LaFontaine spent three years as head of the trailer department at Paramount Pictures from 1978 to 1981, and said that his favourite work was the trailer for David Lynch's 1980 film The Elephant Man, starring Anthony Hopkins and John Hurt. The trailer gave him an opportunity to emote with a straight face. His success was not only due to the natural gift of his vocal cords, but to the skill of his delivery. His voice could change gear like a finely tuned sports car, revving up to the top of a line, then pausing before the kicker. "At first, you will want to turn away from him," goes the voiceover for The Elephant Man. "Then you may find him a silent, unresisting target for your ridicule. But if you come to know him, you will begin to see beyond the perversion of his form and discover the beauty ... in the beast."

In a world where everyone has their own pale "In a world..." impression, LaFontaine was unafraid to parody himself, mocking his own voiceovers on The Tonight Show with Jay Leno, in the trailer for The Simpsons Movie, and in 5 Men and a Limo, a short film made to introduce the 1997 Hollywood Reporter Key Art Awards, in which he appeared with four of his fellow voiceover artistes – John Leader, Nick Tate, Mark Elliot and Al Chalk – each satirising their own signature style.

In an interview last year, LaFontaine explained the thinking behind the "in a world..." catchphrase: "We have to very rapidly establish the world we are transporting [the audience] to," he said. "That's very easily done by saying 'In a world ... where violence rules', 'In a world ... where men are slaves and women are the conquerors.' You very rapidly set the scene."

In a world where all of us wanted to hear someone we could trust, one man spoke with the voice of authority.

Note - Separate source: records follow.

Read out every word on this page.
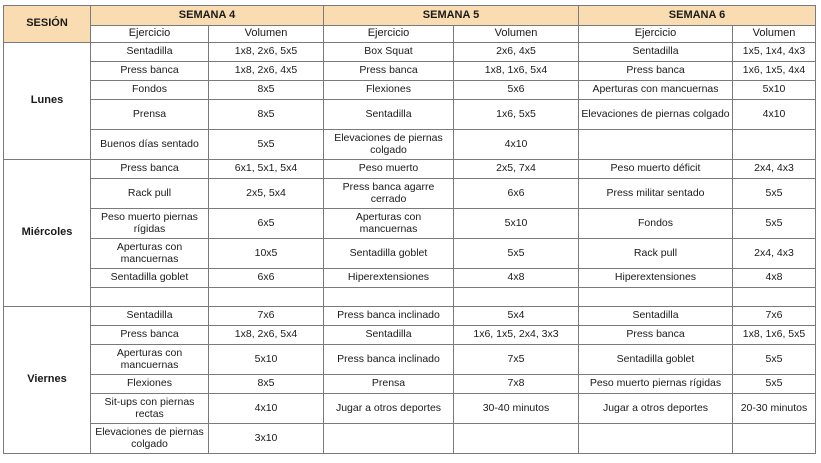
SESIÓN	SEMANA 4		SEMANA 5		SEMANA 6	
	Ejercicio	Volumen	Ejercicio	Volumen	Ejercicio	Volumen
Lunes	Sentadilla	1x8, 2x6, 5x5	Box Squat	2x6, 4x5	Sentadilla	1x5, 1x4, 4x3
	Press banca	1x8, 2x6, 4x5	Press banca	1x8, 1x6, 5x4	Press banca	1x6, 1x5, 4x4
	Fondos	8x5	Flexiones	5x6	Aperturas con mancuernas	5x10
	Prensa	8x5	Sentadilla	1x6, 5x5	Elevaciones de piernas colgado	4x10
	Buenos días sentado	5x5	Elevaciones de piernas colgado	4x10		
Miércoles	Press banca	6x1, 5x1, 5x4	Peso muerto	2x5, 7x4	Peso muerto déficit	2x4, 4x3
	Rack pull	2x5, 5x4	Press banca agarre cerrado	6x6	Press militar sentado	5x5
	Peso muerto piernas rígidas	6x5	Aperturas con mancuernas	5x10	Fondos	5x5
	Aperturas con mancuernas	10x5	Sentadilla goblet	5x5	Rack pull	2x4, 4x3
	Sentadilla goblet	6x6	Hiperextensiones	4x8	Hiperextensiones	4x8

Viernes	Sentadilla	7x6	Press banca inclinado	5x4	Sentadilla	7x6
	Press banca	1x8, 2x6, 5x4	Sentadilla	1x6, 1x5, 2x4, 3x3	Press banca	1x8, 1x6, 5x5
	Aperturas con mancuernas	5x10	Press banca inclinado	7x5	Sentadilla goblet	5x5
	Flexiones	8x5	Prensa	7x8	Peso muerto piernas rígidas	5x5
	Sit-ups con piernas rectas	4x10	Jugar a otros deportes	30-40 minutos	Jugar a otros deportes	20-30 minutos
	Elevaciones de piernas colgado	3x10				
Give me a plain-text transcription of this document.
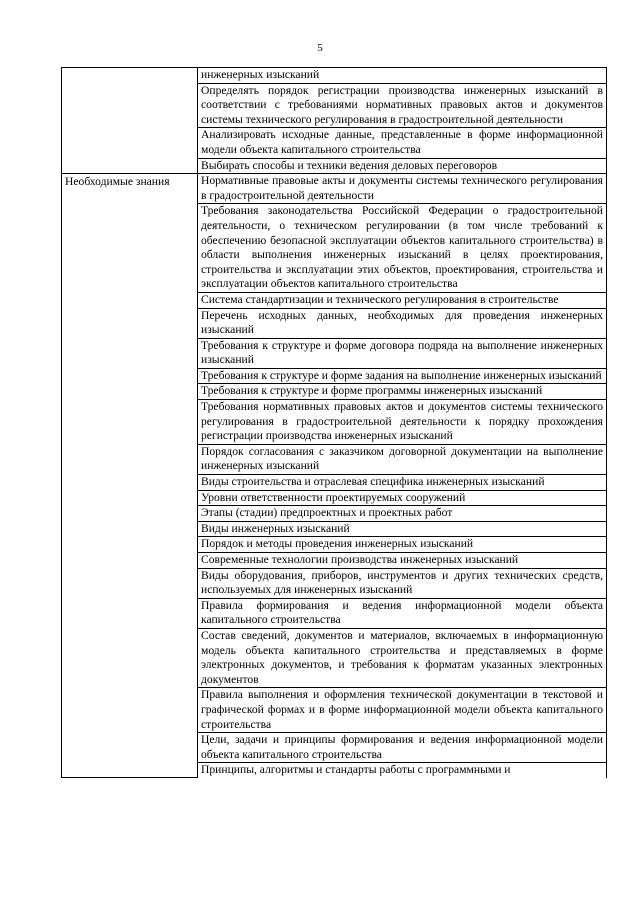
5
	инженерных изысканий
	Определять порядок регистрации производства инженерных изысканий в соответствии с требованиями нормативных правовых актов и документов системы технического регулирования в градостроительной деятельности
	Анализировать исходные данные, представленные в форме информационной модели объекта капитального строительства
	Выбирать способы и техники ведения деловых переговоров
Необходимые знания	Нормативные правовые акты и документы системы технического регулирования в градостроительной деятельности
	Требования законодательства Российской Федерации о градостроительной деятельности, о техническом регулировании (в том числе требований к обеспечению безопасной эксплуатации объектов капитального строительства) в области выполнения инженерных изысканий в целях проектирования, строительства и эксплуатации этих объектов, проектирования, строительства и эксплуатации объектов капитального строительства
	Система стандартизации и технического регулирования в строительстве
	Перечень исходных данных, необходимых для проведения инженерных изысканий
	Требования к структуре и форме договора подряда на выполнение инженерных изысканий
	Требования к структуре и форме задания на выполнение инженерных изысканий
	Требования к структуре и форме программы инженерных изысканий
	Требования нормативных правовых актов и документов системы технического регулирования в градостроительной деятельности к порядку прохождения регистрации производства инженерных изысканий
	Порядок согласования с заказчиком договорной документации на выполнение инженерных изысканий
	Виды строительства и отраслевая специфика инженерных изысканий
	Уровни ответственности проектируемых сооружений
	Этапы (стадии) предпроектных и проектных работ
	Виды инженерных изысканий
	Порядок и методы проведения инженерных изысканий
	Современные технологии производства инженерных изысканий
	Виды оборудования, приборов, инструментов и других технических средств, используемых для инженерных изысканий
	Правила формирования и ведения информационной модели объекта капитального строительства
	Состав сведений, документов и материалов, включаемых в информационную модель объекта капитального строительства и представляемых в форме электронных документов, и требования к форматам указанных электронных документов
	Правила выполнения и оформления технической документации в текстовой и графической формах и в форме информационной модели объекта капитального строительства
	Цели, задачи и принципы формирования и ведения информационной модели объекта капитального строительства
	Принципы, алгоритмы и стандарты работы с программными и
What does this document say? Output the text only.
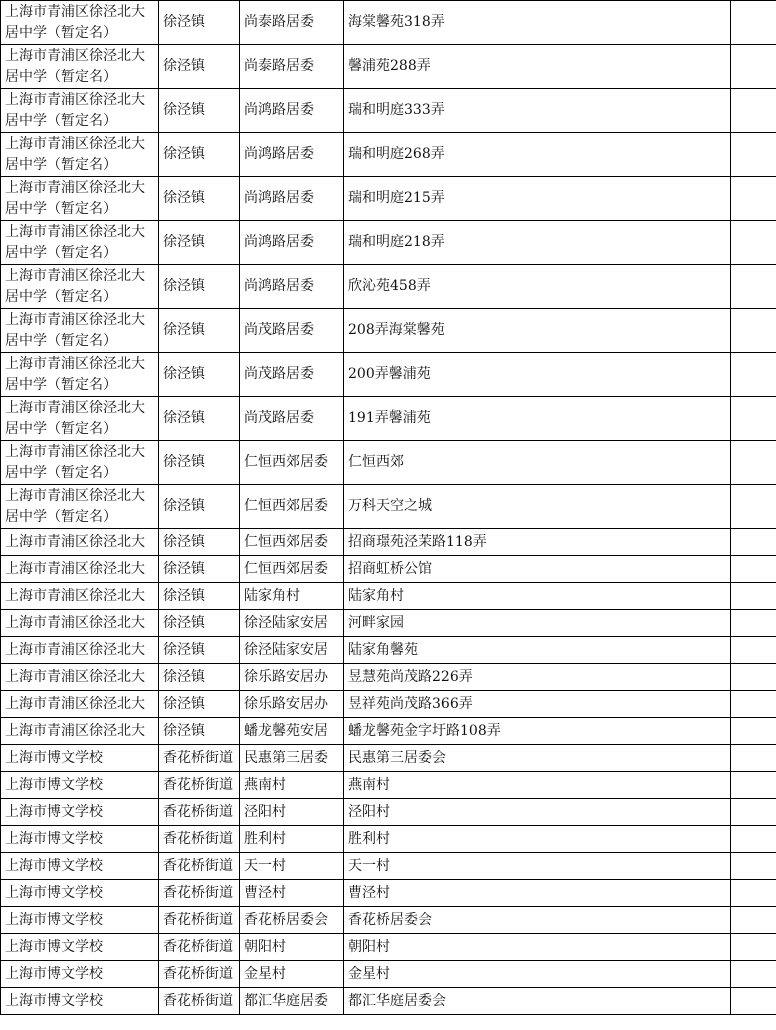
上海市青浦区徐泾北大居中学（暂定名）	徐泾镇	尚泰路居委	海棠馨苑318弄	
上海市青浦区徐泾北大居中学（暂定名）	徐泾镇	尚泰路居委	馨浦苑288弄	
上海市青浦区徐泾北大居中学（暂定名）	徐泾镇	尚鸿路居委	瑞和明庭333弄	
上海市青浦区徐泾北大居中学（暂定名）	徐泾镇	尚鸿路居委	瑞和明庭268弄	
上海市青浦区徐泾北大居中学（暂定名）	徐泾镇	尚鸿路居委	瑞和明庭215弄	
上海市青浦区徐泾北大居中学（暂定名）	徐泾镇	尚鸿路居委	瑞和明庭218弄	
上海市青浦区徐泾北大居中学（暂定名）	徐泾镇	尚鸿路居委	欣沁苑458弄	
上海市青浦区徐泾北大居中学（暂定名）	徐泾镇	尚茂路居委	208弄海棠馨苑	
上海市青浦区徐泾北大居中学（暂定名）	徐泾镇	尚茂路居委	200弄馨浦苑	
上海市青浦区徐泾北大居中学（暂定名）	徐泾镇	尚茂路居委	191弄馨浦苑	
上海市青浦区徐泾北大居中学（暂定名）	徐泾镇	仁恒西郊居委	仁恒西郊	
上海市青浦区徐泾北大居中学（暂定名）	徐泾镇	仁恒西郊居委	万科天空之城	
上海市青浦区徐泾北大	徐泾镇	仁恒西郊居委	招商璟苑泾茉路118弄	
上海市青浦区徐泾北大	徐泾镇	仁恒西郊居委	招商虹桥公馆	
上海市青浦区徐泾北大	徐泾镇	陆家角村	陆家角村	
上海市青浦区徐泾北大	徐泾镇	徐泾陆家安居	河畔家园	
上海市青浦区徐泾北大	徐泾镇	徐泾陆家安居	陆家角馨苑	
上海市青浦区徐泾北大	徐泾镇	徐乐路安居办	昱慧苑尚茂路226弄	
上海市青浦区徐泾北大	徐泾镇	徐乐路安居办	昱祥苑尚茂路366弄	
上海市青浦区徐泾北大	徐泾镇	蟠龙馨苑安居	蟠龙馨苑金字圩路108弄	
上海市博文学校	香花桥街道	民惠第三居委	民惠第三居委会	
上海市博文学校	香花桥街道	燕南村	燕南村	
上海市博文学校	香花桥街道	泾阳村	泾阳村	
上海市博文学校	香花桥街道	胜利村	胜利村	
上海市博文学校	香花桥街道	天一村	天一村	
上海市博文学校	香花桥街道	曹泾村	曹泾村	
上海市博文学校	香花桥街道	香花桥居委会	香花桥居委会	
上海市博文学校	香花桥街道	朝阳村	朝阳村	
上海市博文学校	香花桥街道	金星村	金星村	
上海市博文学校	香花桥街道	都汇华庭居委	都汇华庭居委会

Don LaFontaine: The Voice ... of God.

In a world of movies...one man will voice them all

DodgeBall

"There are those who are born to be winners, and then...there are these guys."

The Godfather: Part II

"A drama of absolute power and the men who violate it... The motion picture masterpiece of the year."

Shrek

" 'Twas long ago and far away, in a land as different as night from day, where fairy-tale creatures of a magical sort, were banished by a prince who was... really short."

Minority Report

"The future can be seen. Murder can be stopped... The system can't be wrong."

Striking Distance

"They should've never put him in the water, if they didn't want him... to make waves."

Friday the 13th

"Friday the 13th. You may only see it once, but that... will be enough."

Batman Returns

"From the rooftops of Gotham, the purrfect enemy comes to life. And the only one who can save this city... is a creature of the night."

Terminator 2: Judgment Day

"Same make. Same model. New mission. Once he was programmed to destroy the future. Now his mission is to protect it."

Cast Away

"At the edge of the world, the end of a man's journey... will become the beginning of his life."

Ghost Busters

"Ghosts. They're real. They're mean... They're here."